Halloween! It’s always been a big holiday in my family, when I was a child, and again, when I had children of my own. Hey, those kids are grown, but it’s still a big holiday. Coming through childhood with the Scottish and Irish, my home was filled with legends and fun, and my grandmother was convinced that the Irish alone were responsible for Halloween. She was just a little bit off.
Samhain, an old pagan festival, was a night during which people gathered to light massive bonfires to ward off ghosts. It was the one night a year when the dead might rise. But Christianity came to the British Isles, and while many a good Christian scratched his head over the pagan rituals, Pope Gregory III knew how to win without fighting a battle; he made November 1st All Saints Day, and therefore the night before was an eve . . . you know, all hallow’s eve. And so, in time the pagan ways died down and Christianity flourished, but the old ways never fell from favor. All Hallow’s Eve remains a spooky night—one in which we wonder if indeed the spirits of the dead might rise!
Now, to add to this, there was a fellow named Jack.
Rumor had it that Jack was a saucy fellow. (Arrogant, maybe?) He was known as Stingy Jack, because he wasn’t about to share. He found himself drinking with the Devil one night, and he didn’t want to pay up. He tricked the Devil into climbing up an apple tree, and then he put crosses all around the trunk of the tree. Not only would he avoid paying his bill, but he made the devil promise not to take his soul if he let him down. Stingy Jack lived many years—continuing to be a stingy trickster—and then he died. He went to heaven, where St. Peter took one look at his record and said that there was no way he was getting into heaven. Jack decided to go see his old friend the Devil, but the Devil said that he’d vowed not to take his soul—and he would not.
Jack was forced to roam the earth forever with no real place to go. He set a candle in a turnip and traveled the world, forever doomed to find a place where his soul might reside.
Now, because Jack might be out there running around, people started putting lights in their turnips or whatever they had available so that they could ward off Jack! Naturally, they became known as Jack-O-Lanterns. The custom traveled to America where there was an abundance of pumpkins (bigger and more convenient than turnips,) and so, carving out a pumpkin—and often giving it a nice scary face to ward off Jack and other lost or risen souls—became popular in America.

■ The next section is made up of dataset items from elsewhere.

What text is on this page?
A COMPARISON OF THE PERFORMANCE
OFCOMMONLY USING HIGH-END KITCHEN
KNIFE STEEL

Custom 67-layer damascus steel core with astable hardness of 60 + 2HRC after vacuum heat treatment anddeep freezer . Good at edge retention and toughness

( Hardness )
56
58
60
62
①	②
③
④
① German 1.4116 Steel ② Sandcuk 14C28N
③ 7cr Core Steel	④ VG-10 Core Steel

The earliest costumes for the holiday go back to the late nineteenth century in Scotland where people began to dress up as “guisers.” The first costumes were usually those of ghosts or spirits—a way to fool the real ghosts and spirits and keep them at bay. As you know, when customs get to America, we like to broaden them. This Halloween you’ll see gorgeous costumes as well as witches, warlocks, vampires, ghosts and more. You’ll see “sexy” costumes popular with teens and young adults, and you’ll see fun costumes—like the whole gamut of the Fruit of the Loom . . . fruit. You might even see a mustard bottle or two. We like dress up here.
Candy? Oh, yeah, you got it! Trick or treat? Give to the spirits, lest they find you as nasty as old Stingy Jack!
However you look at it, Halloween is now fun. Not to weigh in too heavily on food, but there are always bad eggs out there trying to make something bad out of something good. Go forth and be merry—and be careful of course!
So, it’s all good—or as good as we make it. I love Halloween. I’ll be out there. For me? It’s dress up and head to a wonderful Asian restaurant, Mr. Chu’s. Mr. Chu is Chinese, and his beautiful wife is Japanese. The clientele are Jamaican and Bahamian, American, Cuban-American, and every other kind of American you can imagine. Doesn’t matter where we’re from—the holiday is now universal—or universally American. The food is outstanding. Oh, and it’s a karaoke party. Should be fun and silly.
So what are your plans for the night?